Distributional Robustness Loss for Long-Tail Learning

Dvir Samuel, Gal Chechik; Proceedings of the IEEE/CVF International Conference on Computer Vision (ICCV), 2021, pp. 9495-9504

Real-world data is often unbalanced and long-tailed, but deep models struggle to recognize rare classes in the presence of frequent classes. To address unbalanced data, most studies try balancing the data, the loss, or the classifier to reduce classification bias towards head classes. Far less attention has been given to the latent representations learned with unbalanced data. We show that the feature extractor part of deep networks suffers greatly from this bias.
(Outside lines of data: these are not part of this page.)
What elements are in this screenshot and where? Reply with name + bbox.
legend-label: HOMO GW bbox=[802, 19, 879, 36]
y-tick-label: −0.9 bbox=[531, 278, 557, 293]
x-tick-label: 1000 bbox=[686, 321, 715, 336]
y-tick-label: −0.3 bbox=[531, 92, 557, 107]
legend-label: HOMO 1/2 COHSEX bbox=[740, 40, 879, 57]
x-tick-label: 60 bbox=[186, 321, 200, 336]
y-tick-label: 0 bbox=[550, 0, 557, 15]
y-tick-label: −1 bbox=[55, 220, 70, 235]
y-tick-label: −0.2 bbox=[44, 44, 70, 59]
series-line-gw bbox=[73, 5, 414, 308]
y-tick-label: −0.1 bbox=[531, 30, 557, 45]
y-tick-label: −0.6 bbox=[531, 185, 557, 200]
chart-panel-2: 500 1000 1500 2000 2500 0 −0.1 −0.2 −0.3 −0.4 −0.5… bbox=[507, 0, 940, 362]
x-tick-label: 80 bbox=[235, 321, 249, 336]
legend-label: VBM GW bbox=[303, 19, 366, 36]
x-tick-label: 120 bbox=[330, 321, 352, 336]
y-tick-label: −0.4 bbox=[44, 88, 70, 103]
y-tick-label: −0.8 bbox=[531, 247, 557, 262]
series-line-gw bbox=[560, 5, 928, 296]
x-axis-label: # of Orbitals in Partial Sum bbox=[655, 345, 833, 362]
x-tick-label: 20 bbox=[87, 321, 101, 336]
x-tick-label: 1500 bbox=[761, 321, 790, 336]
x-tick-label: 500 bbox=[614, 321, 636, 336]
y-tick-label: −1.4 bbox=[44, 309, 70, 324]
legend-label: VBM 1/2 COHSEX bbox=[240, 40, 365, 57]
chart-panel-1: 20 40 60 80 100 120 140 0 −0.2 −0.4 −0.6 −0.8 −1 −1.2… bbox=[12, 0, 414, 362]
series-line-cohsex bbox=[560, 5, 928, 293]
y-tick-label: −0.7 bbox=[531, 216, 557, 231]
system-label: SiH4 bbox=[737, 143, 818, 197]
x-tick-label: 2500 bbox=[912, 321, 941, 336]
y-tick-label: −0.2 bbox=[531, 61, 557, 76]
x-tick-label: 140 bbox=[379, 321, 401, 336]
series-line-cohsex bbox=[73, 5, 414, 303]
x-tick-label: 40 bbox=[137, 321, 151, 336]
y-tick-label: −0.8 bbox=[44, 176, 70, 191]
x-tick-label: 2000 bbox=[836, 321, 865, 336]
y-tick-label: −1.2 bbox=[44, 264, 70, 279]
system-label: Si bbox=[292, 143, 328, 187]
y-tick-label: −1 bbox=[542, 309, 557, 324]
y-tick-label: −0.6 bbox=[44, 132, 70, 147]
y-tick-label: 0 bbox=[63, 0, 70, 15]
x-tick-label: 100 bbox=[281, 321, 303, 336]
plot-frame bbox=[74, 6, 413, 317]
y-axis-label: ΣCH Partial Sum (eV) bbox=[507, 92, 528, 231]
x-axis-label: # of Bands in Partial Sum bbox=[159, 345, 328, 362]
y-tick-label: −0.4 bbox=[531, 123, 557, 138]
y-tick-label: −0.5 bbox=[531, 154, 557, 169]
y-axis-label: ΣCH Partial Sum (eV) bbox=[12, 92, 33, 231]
We propose a new loss based on robustness theory, which encourages the model to learn high-quality representations for both head and tail classes. While the general form of the robustness loss may be hard to compute, we further derive an easy-to-compute upper bound that can be minimized efficiently. This procedure reduces representation bias towards head classes in the feature space and achieves new SOTA results on CIFAR100-LT, ImageNet-LT, and iNaturalist long-tail benchmarks. We find that training with robustness increases recognition accuracy of tail classes while largely maintaining the accuracy of head classes. The new robustness loss can be combined with various classifier balancing techniques and can be applied to representations at several layers of the deep model.